Its fourth quarter releases include movie tie-in “Lemony Snicket’s A Series of Unfortunate Events,” “Call of Duty: Finest Hour,” and “Tony Hawk’s Underground 2.”


For THQ, holiday releases include movie tie-in games “The Incredibles,” “The SpongeBob SquarePants Movie” videogame and “The Polar Express.” It also released TV tie-in “WWE Smackdown vs. Raw” and “Tak 2: Staff of Dreams.”


“November and December represent far and away the largest part of industry sales, so you clearly want to have your product out in time to benefit,” said Kathy Vrabeck, president of Activision Publishing in Santa Monica. “You don’t want to launch something in January if you could have had it out in October and taken advantage of holiday sales.”


Perhaps, but rival THQ is taking a January plunge.


The company will ship “The Punisher,” a game based on a Marvel comic character and aimed at the hard-core audience, after the New Year in order to avoid competing with Take 2 Interactive’s “Grand Theft Auto: San Andreas” and Microsoft Game Studio’s “Halo 2” for the Xbox game system, which are also aimed at the same hard-core gamers.


“We didn’t want ‘The Punisher’ to be overshadowed by hype around other games,” said Dille. “As movie studios move around their slate for competitive reasons, we do the same.”


In fact, January is the second-biggest month for game sales after December, spurred by new hardware under the Christmas tree and “grandma money” or gift cards. Dille believes it’s a good time for a release.


Activision took a different tack in responding to the release of “Grand Theft Auto” and “Halo 2,” moving up the release of “Tony Hawk’s Underground 2” to the first week of October.


“You can secure a lot more retail placement,” said Vrabeck. “We want to have big ads and displays when titles come out.”


How well the strategy worked is hard to tell. “Grand Theft Auto: San Andreas” was the best-selling game in October, with “Tony Hawk’s Underground 2” coming in fourth.


It takes anywhere from 18 to 30 months to bring a game from concept to store shelves, said Vrabeck, noting that Activision is now thinking about what titles it will release in 2007. Marketing strategy depends on the game.


Less flexible are movie tie-ins.
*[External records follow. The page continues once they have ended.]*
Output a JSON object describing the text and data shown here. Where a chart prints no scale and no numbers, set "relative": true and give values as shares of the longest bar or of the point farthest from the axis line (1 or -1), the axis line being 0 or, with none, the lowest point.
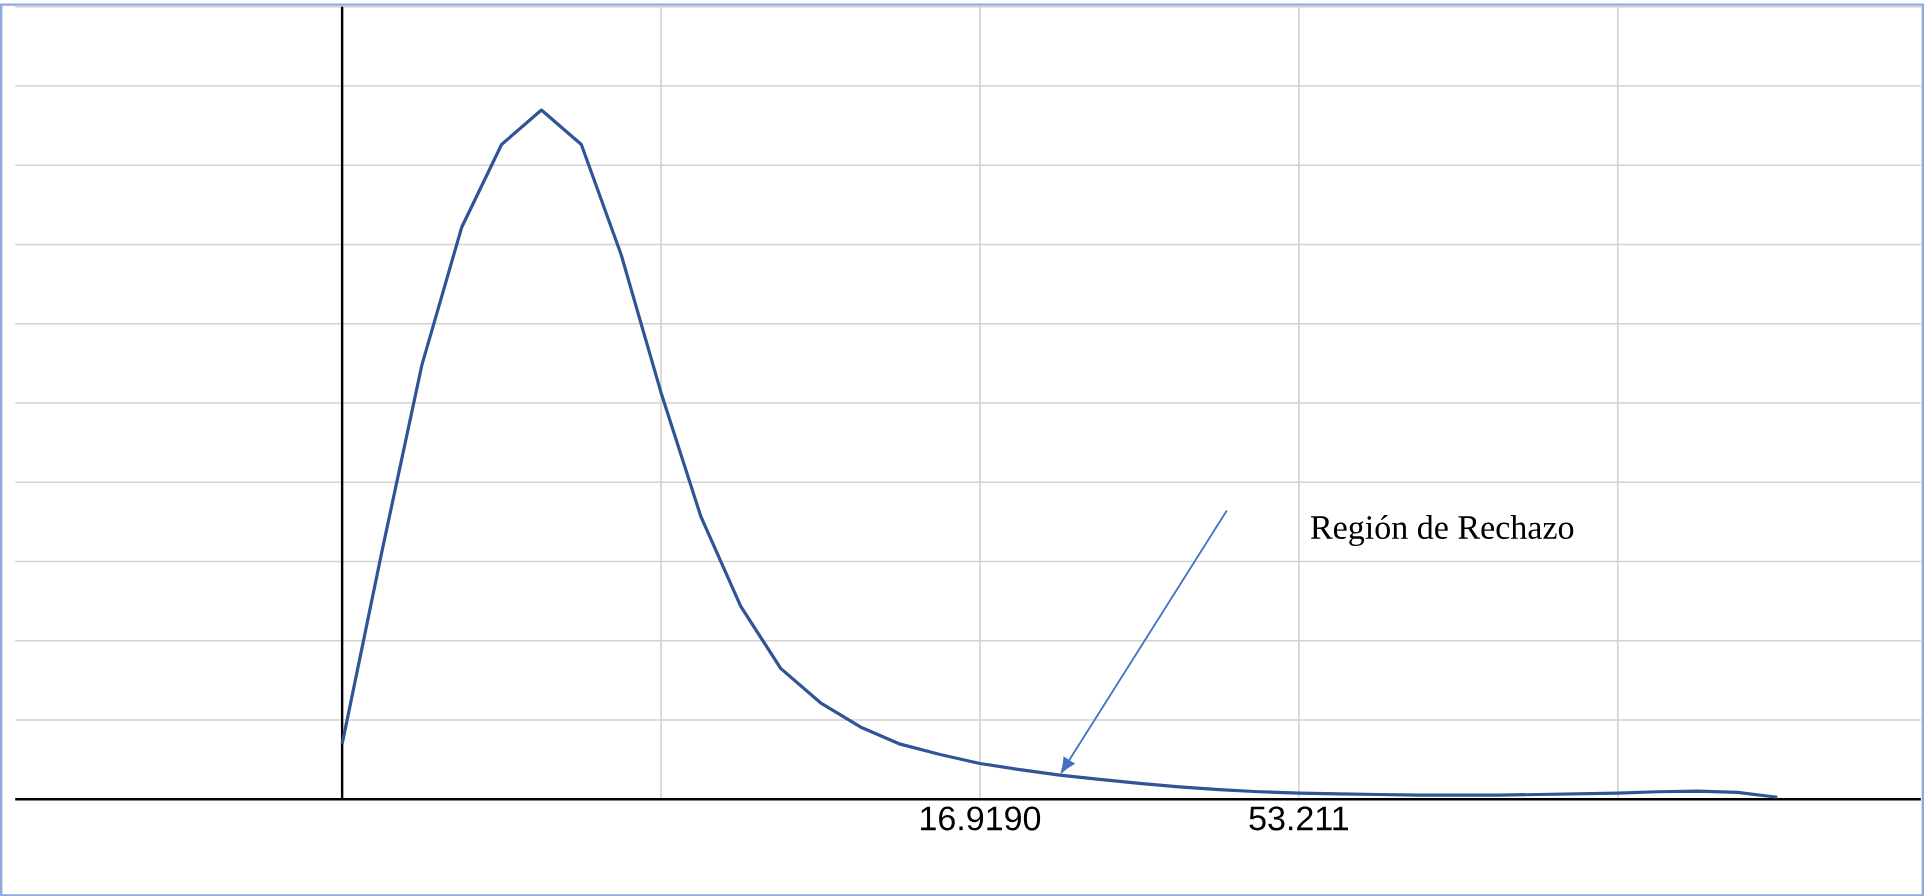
{
  "chart_data": {
    "type": "line",
    "relative": true,
    "color": "#2f5597",
    "grid": true,
    "marker": "none",
    "categories": [
      null,
      null,
      null,
      null,
      null,
      null,
      null,
      null,
      null,
      null,
      null,
      null,
      null,
      null,
      null,
      null,
      "16.9190",
      null,
      null,
      null,
      null,
      null,
      null,
      null,
      "53.211",
      null,
      null,
      null,
      null,
      null,
      null,
      null,
      null,
      null,
      null,
      null,
      null
    ],
    "values": [
      0.08,
      0.36,
      0.63,
      0.83,
      0.95,
      1.0,
      0.95,
      0.79,
      0.59,
      0.41,
      0.28,
      0.19,
      0.14,
      0.105,
      0.08,
      0.065,
      0.052,
      0.043,
      0.035,
      0.029,
      0.023,
      0.018,
      0.014,
      0.011,
      0.009,
      0.008,
      0.007,
      0.006,
      0.006,
      0.006,
      0.007,
      0.008,
      0.009,
      0.011,
      0.012,
      0.01,
      0.003
    ],
    "annotations": [
      "Región de Rechazo"
    ]
  }
}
Twenty percent of THQ’s titles this year are linked to films, including “The Incredibles,” “The SpongeBob SquarePants Movie” and “The Polar Express,” while a third of Activision’s titles were, including “Spider-Man 2,” “Shrek 2,” “Lemony Snicket” and “Shark Tale.”
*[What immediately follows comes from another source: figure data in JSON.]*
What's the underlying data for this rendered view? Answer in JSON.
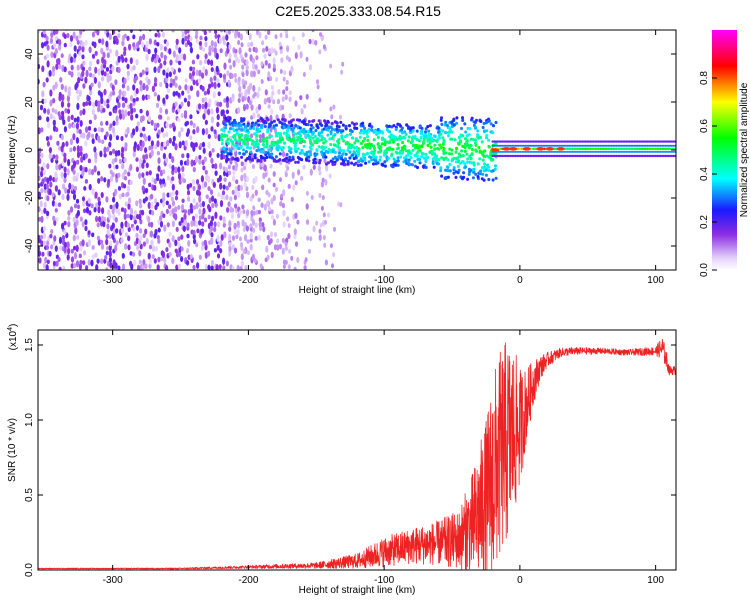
{
  "title": "C2E5.2025.333.08.54.R15",
  "chart_data": [
    {
      "type": "heatmap",
      "title": "C2E5.2025.333.08.54.R15",
      "xlabel": "Height of straight line (km)",
      "ylabel": "Frequency (Hz)",
      "xlim": [
        -355,
        115
      ],
      "ylim": [
        -50,
        50
      ],
      "xticks": [
        -300,
        -200,
        -100,
        0,
        100
      ],
      "yticks": [
        -40,
        -20,
        0,
        20,
        40
      ],
      "colorbar": {
        "label": "Normalized spectral amplitude",
        "range": [
          0,
          1
        ],
        "ticks": [
          "0.0",
          "0.2",
          "0.4",
          "0.6",
          "0.8"
        ],
        "colormap": [
          "#ffffff",
          "#8a2be2",
          "#0000ff",
          "#00ffff",
          "#00ff00",
          "#ffff00",
          "#ff0000",
          "#ff00ff"
        ]
      },
      "regions": [
        {
          "x_range": [
            -355,
            -215
          ],
          "description": "broadband noise, amplitude ~0.1-0.3 across all frequencies"
        },
        {
          "x_range": [
            -215,
            -140
          ],
          "description": "sparse noise plus signal band near 0-10 Hz"
        },
        {
          "x_range": [
            -140,
            -20
          ],
          "description": "signal band centered ~0-8 Hz, amplitude 0.3-0.5"
        },
        {
          "x_range": [
            -20,
            115
          ],
          "description": "narrow line at ~0 Hz, amplitude 0.6-1.0"
        }
      ]
    },
    {
      "type": "line",
      "xlabel": "Height of straight line (km)",
      "ylabel": "SNR (10 * v/v)",
      "multiplier": "(x10",
      "multiplier_exp": "4",
      "multiplier_close": ")",
      "xlim": [
        -355,
        115
      ],
      "ylim": [
        0,
        1.6
      ],
      "xticks": [
        -300,
        -200,
        -100,
        0,
        100
      ],
      "yticks": [
        "0.0",
        "0.5",
        "1.0",
        "1.5"
      ],
      "series": [
        {
          "name": "SNR",
          "color": "#ee2222",
          "x": [
            -355,
            -300,
            -250,
            -200,
            -150,
            -120,
            -100,
            -80,
            -60,
            -45,
            -35,
            -25,
            -20,
            -15,
            -10,
            -5,
            0,
            5,
            10,
            15,
            20,
            30,
            40,
            60,
            80,
            100,
            105,
            108,
            110,
            115
          ],
          "y": [
            0.01,
            0.01,
            0.01,
            0.02,
            0.03,
            0.06,
            0.12,
            0.16,
            0.18,
            0.2,
            0.3,
            0.45,
            0.6,
            0.75,
            0.85,
            0.9,
            0.95,
            1.1,
            1.25,
            1.35,
            1.4,
            1.45,
            1.46,
            1.46,
            1.45,
            1.46,
            1.48,
            1.4,
            1.33,
            1.33
          ],
          "noise": [
            0.003,
            0.003,
            0.004,
            0.01,
            0.02,
            0.05,
            0.1,
            0.12,
            0.15,
            0.2,
            0.35,
            0.55,
            0.7,
            0.7,
            0.7,
            0.6,
            0.4,
            0.25,
            0.15,
            0.08,
            0.05,
            0.03,
            0.025,
            0.02,
            0.02,
            0.03,
            0.08,
            0.06,
            0.03,
            0.03
          ]
        }
      ]
    }
  ]
}
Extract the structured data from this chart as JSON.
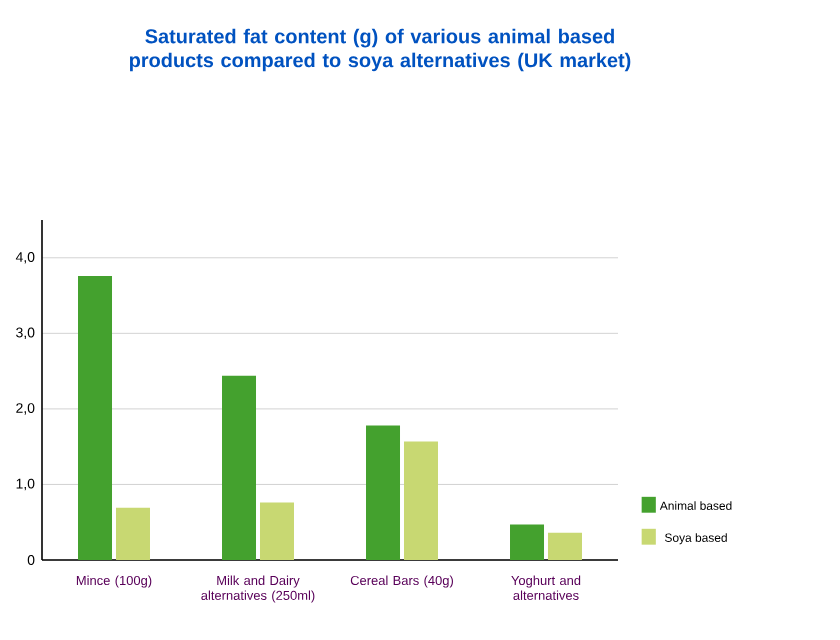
{
  "chart_data": {
    "type": "bar",
    "title": "Saturated fat content (g) of various animal based products compared to soya alternatives (UK market)",
    "categories": [
      "Mince (100g)",
      "Milk and Dairy alternatives (250ml)",
      "Cereal Bars (40g)",
      "Yoghurt and alternatives"
    ],
    "series": [
      {
        "name": "Animal based",
        "color": "#44a12e",
        "values": [
          3.76,
          2.44,
          1.78,
          0.47
        ]
      },
      {
        "name": "Soya based",
        "color": "#c8d872",
        "values": [
          0.69,
          0.76,
          1.57,
          0.36
        ]
      }
    ],
    "ylim": [
      0,
      4.5
    ],
    "yticks": [
      {
        "value": 0,
        "label": "0"
      },
      {
        "value": 1,
        "label": "1,0"
      },
      {
        "value": 2,
        "label": "2,0"
      },
      {
        "value": 3,
        "label": "3,0"
      },
      {
        "value": 4,
        "label": "4,0"
      }
    ],
    "grid": "y",
    "legend": "bottom right"
  }
}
“The Incredibles” game came out a week before the film and “SpongeBob” came out two weeks before the film.


“Our thinking was that ‘SpongeBob’ was a known property with huge equity on television and it had a huge audience already in love with him,” Dille said. With “The Incredibles,” he said, most people were likely to see the movie first, then gravitate to the licensed product, which is why it was launched closer to the film.
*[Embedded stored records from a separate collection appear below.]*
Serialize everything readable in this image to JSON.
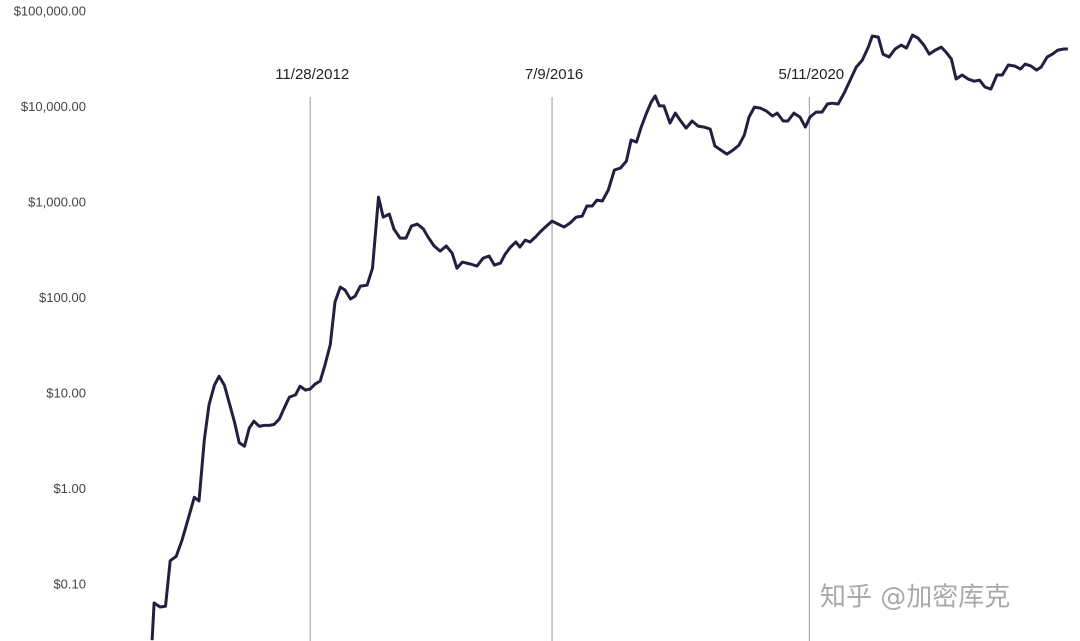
{
  "chart_data": {
    "type": "line",
    "log_y": true,
    "grid": false,
    "color": "#231f3f",
    "xlim": [
      2008.28,
      2024.4
    ],
    "ylim": [
      0.026,
      133700
    ],
    "yticks": [
      {
        "value": 0.1,
        "label": "$0.10"
      },
      {
        "value": 1,
        "label": "$1.00"
      },
      {
        "value": 10,
        "label": "$10.00"
      },
      {
        "value": 100,
        "label": "$100.00"
      },
      {
        "value": 1000,
        "label": "$1,000.00"
      },
      {
        "value": 10000,
        "label": "$10,000.00"
      },
      {
        "value": 100000,
        "label": "$100,000.00"
      }
    ],
    "annotations": [
      {
        "text": "11/28/2012",
        "x": 2012.91
      },
      {
        "text": "7/9/2016",
        "x": 2016.52
      },
      {
        "text": "5/11/2020",
        "x": 2020.36
      }
    ],
    "x": [
      2010.55,
      2010.58,
      2010.67,
      2010.75,
      2010.82,
      2010.91,
      2011.0,
      2011.09,
      2011.18,
      2011.25,
      2011.33,
      2011.4,
      2011.48,
      2011.55,
      2011.63,
      2011.7,
      2011.78,
      2011.85,
      2011.93,
      2012.0,
      2012.07,
      2012.15,
      2012.22,
      2012.3,
      2012.37,
      2012.45,
      2012.52,
      2012.6,
      2012.69,
      2012.76,
      2012.84,
      2012.91,
      2012.98,
      2013.06,
      2013.13,
      2013.21,
      2013.28,
      2013.36,
      2013.43,
      2013.51,
      2013.58,
      2013.66,
      2013.76,
      2013.84,
      2013.93,
      2014.0,
      2014.09,
      2014.16,
      2014.25,
      2014.34,
      2014.42,
      2014.51,
      2014.6,
      2014.67,
      2014.76,
      2014.85,
      2014.94,
      2015.03,
      2015.1,
      2015.18,
      2015.3,
      2015.4,
      2015.49,
      2015.58,
      2015.66,
      2015.75,
      2015.82,
      2015.9,
      2015.98,
      2016.04,
      2016.12,
      2016.19,
      2016.27,
      2016.34,
      2016.42,
      2016.52,
      2016.61,
      2016.7,
      2016.79,
      2016.88,
      2016.97,
      2017.04,
      2017.12,
      2017.19,
      2017.27,
      2017.36,
      2017.45,
      2017.54,
      2017.63,
      2017.7,
      2017.78,
      2017.85,
      2017.93,
      2018.0,
      2018.06,
      2018.12,
      2018.19,
      2018.28,
      2018.36,
      2018.43,
      2018.52,
      2018.61,
      2018.7,
      2018.79,
      2018.88,
      2018.95,
      2019.04,
      2019.13,
      2019.22,
      2019.31,
      2019.39,
      2019.46,
      2019.54,
      2019.63,
      2019.72,
      2019.81,
      2019.88,
      2019.97,
      2020.04,
      2020.13,
      2020.22,
      2020.3,
      2020.37,
      2020.46,
      2020.55,
      2020.63,
      2020.7,
      2020.79,
      2020.88,
      2020.97,
      2021.06,
      2021.15,
      2021.24,
      2021.3,
      2021.39,
      2021.46,
      2021.55,
      2021.64,
      2021.73,
      2021.81,
      2021.9,
      2021.98,
      2022.07,
      2022.15,
      2022.24,
      2022.33,
      2022.4,
      2022.48,
      2022.55,
      2022.64,
      2022.73,
      2022.82,
      2022.9,
      2022.98,
      2023.07,
      2023.16,
      2023.24,
      2023.33,
      2023.43,
      2023.51,
      2023.58,
      2023.67,
      2023.75,
      2023.82,
      2023.91,
      2023.99,
      2024.07,
      2024.16,
      2024.22
    ],
    "values": [
      0.0265,
      0.065,
      0.059,
      0.06,
      0.18,
      0.2,
      0.3,
      0.5,
      0.83,
      0.76,
      3.3,
      7.7,
      12.4,
      15.4,
      12.4,
      8.2,
      5.1,
      3.1,
      2.85,
      4.4,
      5.2,
      4.6,
      4.7,
      4.7,
      4.8,
      5.5,
      7.1,
      9.3,
      9.8,
      12.1,
      11,
      11.3,
      12.7,
      13.7,
      20,
      33,
      92,
      132,
      123,
      99,
      106,
      135,
      138,
      208,
      1155,
      713,
      767,
      535,
      430,
      430,
      574,
      603,
      535,
      440,
      355,
      314,
      355,
      299,
      208,
      241,
      230,
      219,
      265,
      279,
      224,
      235,
      292,
      346,
      391,
      346,
      410,
      391,
      440,
      497,
      561,
      648,
      603,
      561,
      618,
      713,
      731,
      931,
      931,
      1075,
      1050,
      1370,
      2220,
      2325,
      2750,
      4570,
      4350,
      6250,
      8760,
      11400,
      13200,
      10400,
      10400,
      6880,
      8760,
      7400,
      6100,
      7230,
      6400,
      6250,
      5950,
      3960,
      3590,
      3260,
      3590,
      4050,
      5150,
      7950,
      10100,
      9880,
      9190,
      8150,
      8760,
      7230,
      7230,
      8760,
      7950,
      6250,
      7950,
      8970,
      8970,
      10900,
      11100,
      10900,
      14200,
      19400,
      26500,
      31400,
      43000,
      56100,
      54700,
      36300,
      33800,
      41000,
      45100,
      42000,
      57400,
      53500,
      45100,
      36300,
      40000,
      43000,
      38100,
      32200,
      19900,
      21900,
      19900,
      18900,
      19400,
      16400,
      15600,
      21900,
      21900,
      27900,
      27200,
      25300,
      28500,
      27200,
      24700,
      26500,
      33800,
      36300,
      40000,
      41000,
      41000
    ]
  },
  "watermark": "知乎 @加密库克"
}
Like the book business, the videogame industry also has its mix of new-release blockbusters and perennial big-sellers.


Core gamers tend to be the target of the big release that carries a lot of promotional attention and is created for the latest gaming platform. Kids and families tend to be year-round buyers less concerned with having the newest console.

Because there is talk of a new PlayStation platform from Nintendo Co., THQ is putting a lot of product out now knowing that gamers who aren’t hardcore buyers will continue to look for games for the older platform.


“We’ll sell Nickelodeon for the back-half PS2 lifecycle for many years to come,” Dille said. “But we’ve got to make sure we’ve got products to put on the shelf and we’re focusing our attention on what the new systems can do.”